I am in the fortunate position where my job specifically requires me to daydream, allowing my imagination to wander, looking beyond the present and jumping headlong into the future.
I have always loved the concept of time travel but it's not the vision of future civilisations or making history tangible that intrigues me, I'm fascinated by the impact of our actions and the rebuttal of inevitability. I don't believe in fate and I have never subscribed to the theory that our lives are in any way shape or form planned for us. If they were, why even bother to climb from our beds in the morning? Why take a different route to work? Why try to shape a business or industry for the better when the end result is written in stone.
Stephen King explored the obdurate past in his novel '11.22.63', stubbornly trying to reassemble itself into a network of intersecting lines that results in the same conclusion, the same historic path, the same planned inevitability. The challenge lies in breaking these strands to change the course of history.
OK, as the option to change the past isn't currently available to us, let's focus on the future as this lies in the hands of individuals prepared to write the history books and create 'Future Fiction'. You don't have to be an author, but someone with a passion to create a narrative for history, rather than slavishly follow focus groups or base all resources on developing multiple-choice products. In order to create and shape demand, you need to define the criteria and the product yourself.

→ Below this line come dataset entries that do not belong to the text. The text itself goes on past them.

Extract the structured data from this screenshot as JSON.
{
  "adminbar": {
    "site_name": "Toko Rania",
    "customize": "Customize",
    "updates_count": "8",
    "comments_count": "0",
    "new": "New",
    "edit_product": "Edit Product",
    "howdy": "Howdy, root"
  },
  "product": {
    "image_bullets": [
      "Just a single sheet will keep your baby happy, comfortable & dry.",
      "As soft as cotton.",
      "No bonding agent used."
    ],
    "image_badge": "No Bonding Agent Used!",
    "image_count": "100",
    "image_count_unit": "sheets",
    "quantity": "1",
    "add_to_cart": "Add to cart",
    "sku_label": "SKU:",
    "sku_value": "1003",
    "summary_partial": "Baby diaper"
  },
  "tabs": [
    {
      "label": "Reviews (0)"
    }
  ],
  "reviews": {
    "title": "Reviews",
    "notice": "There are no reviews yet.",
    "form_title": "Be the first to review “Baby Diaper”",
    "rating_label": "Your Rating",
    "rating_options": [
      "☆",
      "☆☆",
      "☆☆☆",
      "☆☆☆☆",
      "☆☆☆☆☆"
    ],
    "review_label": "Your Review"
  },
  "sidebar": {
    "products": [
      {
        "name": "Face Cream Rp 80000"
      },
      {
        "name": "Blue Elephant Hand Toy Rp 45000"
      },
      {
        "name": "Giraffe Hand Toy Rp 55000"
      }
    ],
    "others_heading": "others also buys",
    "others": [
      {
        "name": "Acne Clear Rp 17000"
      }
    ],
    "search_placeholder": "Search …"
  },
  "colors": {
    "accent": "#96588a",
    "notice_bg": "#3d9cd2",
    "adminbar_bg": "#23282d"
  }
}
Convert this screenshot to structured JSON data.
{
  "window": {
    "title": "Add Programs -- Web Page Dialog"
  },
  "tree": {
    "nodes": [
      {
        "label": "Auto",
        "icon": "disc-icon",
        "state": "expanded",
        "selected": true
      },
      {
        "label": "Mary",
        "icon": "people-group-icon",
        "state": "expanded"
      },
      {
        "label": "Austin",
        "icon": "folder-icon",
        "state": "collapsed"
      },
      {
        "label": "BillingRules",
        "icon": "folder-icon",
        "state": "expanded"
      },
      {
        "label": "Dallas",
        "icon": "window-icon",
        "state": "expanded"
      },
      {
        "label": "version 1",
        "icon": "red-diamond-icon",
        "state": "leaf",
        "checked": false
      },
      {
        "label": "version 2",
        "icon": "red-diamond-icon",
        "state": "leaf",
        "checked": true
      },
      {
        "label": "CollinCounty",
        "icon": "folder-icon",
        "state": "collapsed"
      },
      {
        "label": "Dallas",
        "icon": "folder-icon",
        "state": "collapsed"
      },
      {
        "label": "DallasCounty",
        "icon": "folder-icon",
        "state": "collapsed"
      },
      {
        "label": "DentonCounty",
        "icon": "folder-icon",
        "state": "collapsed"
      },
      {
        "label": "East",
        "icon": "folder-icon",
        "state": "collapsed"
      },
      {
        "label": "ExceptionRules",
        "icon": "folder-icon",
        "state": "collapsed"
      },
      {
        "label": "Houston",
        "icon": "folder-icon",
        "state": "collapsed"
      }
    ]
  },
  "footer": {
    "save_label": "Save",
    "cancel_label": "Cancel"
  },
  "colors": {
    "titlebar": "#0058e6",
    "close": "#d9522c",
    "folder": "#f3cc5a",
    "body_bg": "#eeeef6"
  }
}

Apple's 'Think Different' slogan is as powerful today as it was when this inspirational ad aired in 1997.
From Albert Einstein to Martin Luther King, Jim Henson to Steve Jobs himself, these were individuals with strong personalities and conviction, carving out deep impressions in the very fabric of history.
The author Philip K Dick is a great example of a 'fictional innovator' – he gave us incredible glimpses of the future with classics such as Blade Runner, Total Recall and Minority Report. A recent comment on Twitter referred to Minority Report as pure fiction that should be treated as such. Well, we may not be exploiting precogs, but we're certainly using Tom Cruise's gestural interface. Several years ago Brandwidth worked on some stunning gestural interaction and 3D plasma screen projects for Toyota, so we've been used to keeping in line with fiction in order to keep clients ahead in the 'real world'.
2013 offers us more tools than ever before to bring the future into focus. Watch out for wearable technology and a return of gestural interfaces, powered by great hardware such as Leap and Microsoft's Kinect. When scale is important, we'll move beyond touchscreens and bring digital content into our physical environment. Don't worry, that doesn't make your smartphone and tablet obsolete, just open your minds to TVs, shop windows and car interiors that need you to wave your arms around.
This is an exciting time to make a digital difference in a physical world. Don't settle for today, when tomorrow has yet to be shaped. Get out there and write the future, don't sit back and read it.